FLF tested the firing of three limbs last year and has now successfully commissioned the full, six limb machine and started science experiments. Each discharge is equivalent to 500 simultaneous lightning strikes. A total of 2.5 MJ are used for every discharge.

Vacuum chamber in which the firing takes place.

One of the challenges in this design is ensuring synchronicity in the firing of all six limbs that has to have nanosecond level accuracy. The electrical energy is stored in 192 capacitors that are arranged in pairs and each of the 96 pairs is controlled by a bespoke switch which is capable of holding off the voltage and transferring the huge currents involved. After the firing, Spectrum

Spectrum’s 256 channel system with 32 digitizer cards
in two 19” PC systems.

M2i.4912-exp digitizer cards are used to acquire hundreds of machine diagnostics from each capacitor and switch along with numerous probes in the limbs covering current and voltage readings with a sampling rate of 10 MS/s (100 ns time interval). 32 cards are linked together in two banks of 16 using Spectrum’s Star-Hub feature to ensure synchronicity across all 256 input channels. This configuration provides the flexibility of adding additional channels if required in the future.

“This synchronization feature was a key reason why we chose Spectrum,” added Paul Holligan. “Everything happens in nanoseconds so accuracy of firing and data gathering is paramount. We could not have any possibility of errors coming in from this equipment as every firing provides us with invaluable data and we have to be confident in the quality of that data.”

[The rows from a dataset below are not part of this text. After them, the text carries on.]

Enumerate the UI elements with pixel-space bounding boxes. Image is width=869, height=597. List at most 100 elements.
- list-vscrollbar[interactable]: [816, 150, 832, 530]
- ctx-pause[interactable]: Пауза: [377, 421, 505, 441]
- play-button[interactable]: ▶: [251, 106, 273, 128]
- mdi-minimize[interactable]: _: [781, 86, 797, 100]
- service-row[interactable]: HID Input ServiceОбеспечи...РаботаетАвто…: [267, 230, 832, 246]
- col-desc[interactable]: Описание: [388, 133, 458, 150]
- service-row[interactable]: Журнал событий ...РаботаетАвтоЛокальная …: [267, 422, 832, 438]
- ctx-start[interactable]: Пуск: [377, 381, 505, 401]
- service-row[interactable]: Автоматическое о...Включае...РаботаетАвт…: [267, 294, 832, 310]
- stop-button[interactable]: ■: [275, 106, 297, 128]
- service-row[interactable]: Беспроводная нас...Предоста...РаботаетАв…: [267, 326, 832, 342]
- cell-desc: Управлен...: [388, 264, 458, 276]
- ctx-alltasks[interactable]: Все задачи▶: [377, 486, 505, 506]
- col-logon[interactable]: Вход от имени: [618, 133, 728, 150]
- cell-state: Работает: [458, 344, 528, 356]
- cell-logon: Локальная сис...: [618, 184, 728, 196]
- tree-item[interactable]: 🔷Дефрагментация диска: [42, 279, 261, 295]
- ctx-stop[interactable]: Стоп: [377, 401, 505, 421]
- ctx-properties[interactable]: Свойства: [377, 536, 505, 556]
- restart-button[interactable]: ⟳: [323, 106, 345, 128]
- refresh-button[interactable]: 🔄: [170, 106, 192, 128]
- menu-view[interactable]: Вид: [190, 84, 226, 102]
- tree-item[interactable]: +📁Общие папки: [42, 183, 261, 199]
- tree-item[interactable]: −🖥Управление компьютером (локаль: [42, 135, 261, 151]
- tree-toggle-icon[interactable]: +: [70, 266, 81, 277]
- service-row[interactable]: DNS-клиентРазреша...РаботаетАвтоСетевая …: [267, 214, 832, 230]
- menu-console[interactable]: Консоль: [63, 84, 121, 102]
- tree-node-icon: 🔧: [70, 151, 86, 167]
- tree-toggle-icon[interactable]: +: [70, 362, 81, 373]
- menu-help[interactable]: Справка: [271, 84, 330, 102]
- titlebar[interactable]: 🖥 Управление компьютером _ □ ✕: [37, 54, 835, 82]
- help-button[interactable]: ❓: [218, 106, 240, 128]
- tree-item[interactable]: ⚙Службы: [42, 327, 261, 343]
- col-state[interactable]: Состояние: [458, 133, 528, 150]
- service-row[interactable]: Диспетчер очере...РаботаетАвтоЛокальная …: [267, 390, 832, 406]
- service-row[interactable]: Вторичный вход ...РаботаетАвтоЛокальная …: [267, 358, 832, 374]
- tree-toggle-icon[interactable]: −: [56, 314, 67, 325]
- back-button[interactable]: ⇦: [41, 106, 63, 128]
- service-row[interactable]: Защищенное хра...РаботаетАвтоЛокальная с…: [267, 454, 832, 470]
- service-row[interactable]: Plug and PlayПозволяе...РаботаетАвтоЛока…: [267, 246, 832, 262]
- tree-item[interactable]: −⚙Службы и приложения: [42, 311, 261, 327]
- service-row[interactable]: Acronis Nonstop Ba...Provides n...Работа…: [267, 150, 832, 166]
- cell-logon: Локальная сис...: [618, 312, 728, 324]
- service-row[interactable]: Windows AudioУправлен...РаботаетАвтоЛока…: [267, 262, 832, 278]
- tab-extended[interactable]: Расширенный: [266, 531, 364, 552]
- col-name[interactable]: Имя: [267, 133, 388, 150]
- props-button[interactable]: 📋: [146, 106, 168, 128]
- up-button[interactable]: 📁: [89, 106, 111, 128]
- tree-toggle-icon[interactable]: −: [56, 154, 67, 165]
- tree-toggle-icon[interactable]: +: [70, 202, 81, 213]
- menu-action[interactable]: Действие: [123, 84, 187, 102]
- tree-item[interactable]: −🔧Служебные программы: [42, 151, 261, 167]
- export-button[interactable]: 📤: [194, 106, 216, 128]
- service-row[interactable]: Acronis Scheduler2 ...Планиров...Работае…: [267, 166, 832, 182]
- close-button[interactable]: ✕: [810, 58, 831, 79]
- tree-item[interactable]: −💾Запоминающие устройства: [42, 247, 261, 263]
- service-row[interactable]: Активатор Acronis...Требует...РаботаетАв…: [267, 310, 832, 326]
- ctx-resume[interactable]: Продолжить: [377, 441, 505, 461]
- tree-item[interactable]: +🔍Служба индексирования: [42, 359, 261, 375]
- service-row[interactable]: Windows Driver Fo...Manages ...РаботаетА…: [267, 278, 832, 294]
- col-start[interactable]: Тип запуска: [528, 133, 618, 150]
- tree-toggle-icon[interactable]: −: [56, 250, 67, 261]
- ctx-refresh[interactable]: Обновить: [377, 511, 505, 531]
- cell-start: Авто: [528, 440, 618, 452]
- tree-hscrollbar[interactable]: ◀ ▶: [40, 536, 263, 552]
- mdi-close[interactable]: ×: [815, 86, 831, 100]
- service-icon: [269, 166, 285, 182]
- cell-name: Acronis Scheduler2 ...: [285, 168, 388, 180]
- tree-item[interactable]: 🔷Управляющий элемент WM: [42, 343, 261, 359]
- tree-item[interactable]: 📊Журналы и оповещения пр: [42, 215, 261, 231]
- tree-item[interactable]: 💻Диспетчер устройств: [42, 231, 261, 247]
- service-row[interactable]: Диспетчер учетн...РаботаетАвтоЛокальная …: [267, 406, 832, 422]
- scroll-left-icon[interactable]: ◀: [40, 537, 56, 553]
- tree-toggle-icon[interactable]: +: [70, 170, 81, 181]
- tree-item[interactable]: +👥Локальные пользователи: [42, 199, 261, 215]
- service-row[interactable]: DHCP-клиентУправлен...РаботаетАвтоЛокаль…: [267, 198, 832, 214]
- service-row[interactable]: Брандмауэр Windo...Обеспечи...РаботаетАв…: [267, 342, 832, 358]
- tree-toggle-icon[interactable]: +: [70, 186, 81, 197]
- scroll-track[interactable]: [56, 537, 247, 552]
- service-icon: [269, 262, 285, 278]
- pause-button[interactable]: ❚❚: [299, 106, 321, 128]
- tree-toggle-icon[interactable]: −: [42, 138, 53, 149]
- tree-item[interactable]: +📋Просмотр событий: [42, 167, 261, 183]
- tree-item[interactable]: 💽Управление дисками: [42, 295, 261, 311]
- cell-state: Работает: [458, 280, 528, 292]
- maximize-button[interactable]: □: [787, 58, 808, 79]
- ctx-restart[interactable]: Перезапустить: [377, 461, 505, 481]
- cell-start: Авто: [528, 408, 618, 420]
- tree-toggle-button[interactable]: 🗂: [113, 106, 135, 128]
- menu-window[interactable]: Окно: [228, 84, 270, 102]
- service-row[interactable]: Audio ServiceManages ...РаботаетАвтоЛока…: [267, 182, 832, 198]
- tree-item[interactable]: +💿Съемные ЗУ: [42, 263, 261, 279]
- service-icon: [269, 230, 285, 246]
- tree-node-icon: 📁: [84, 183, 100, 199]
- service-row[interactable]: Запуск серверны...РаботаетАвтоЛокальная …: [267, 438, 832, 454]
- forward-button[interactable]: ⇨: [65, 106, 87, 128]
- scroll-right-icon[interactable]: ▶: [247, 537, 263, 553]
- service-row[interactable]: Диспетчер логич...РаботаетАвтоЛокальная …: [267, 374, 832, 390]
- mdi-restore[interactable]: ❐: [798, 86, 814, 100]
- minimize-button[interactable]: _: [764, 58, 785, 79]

Inertial confinement fusion

One of the founders of FLF was inspired by the pistol shrimp that clicks one of its claws in such a way as to create cavities in the water that heat as they implode forming plasma, resulting in a shockwave that stuns its prey. The precise mechanism of the collapsing is inertial confinement and is the only naturally occurring example of this phenomenon. FLF is using this to remove the complexity of needing huge containment mechanisms and focuses on managing the complexities of the implosion phenomenon to create the temperatures and pressure that match those at the heart of stars for fusion to occur. Inertial confinement means that the plasma is held together by its own inertia rather than by magnetic fields or lasers, both of which require large amounts of energy to maintain, making fusion gain much harder to achieve than FLF’s system that uses a fraction of the energy to operate. Effectively, FLF has dramatically lowered the energy produced threshold that needs to be reached for fusion gain.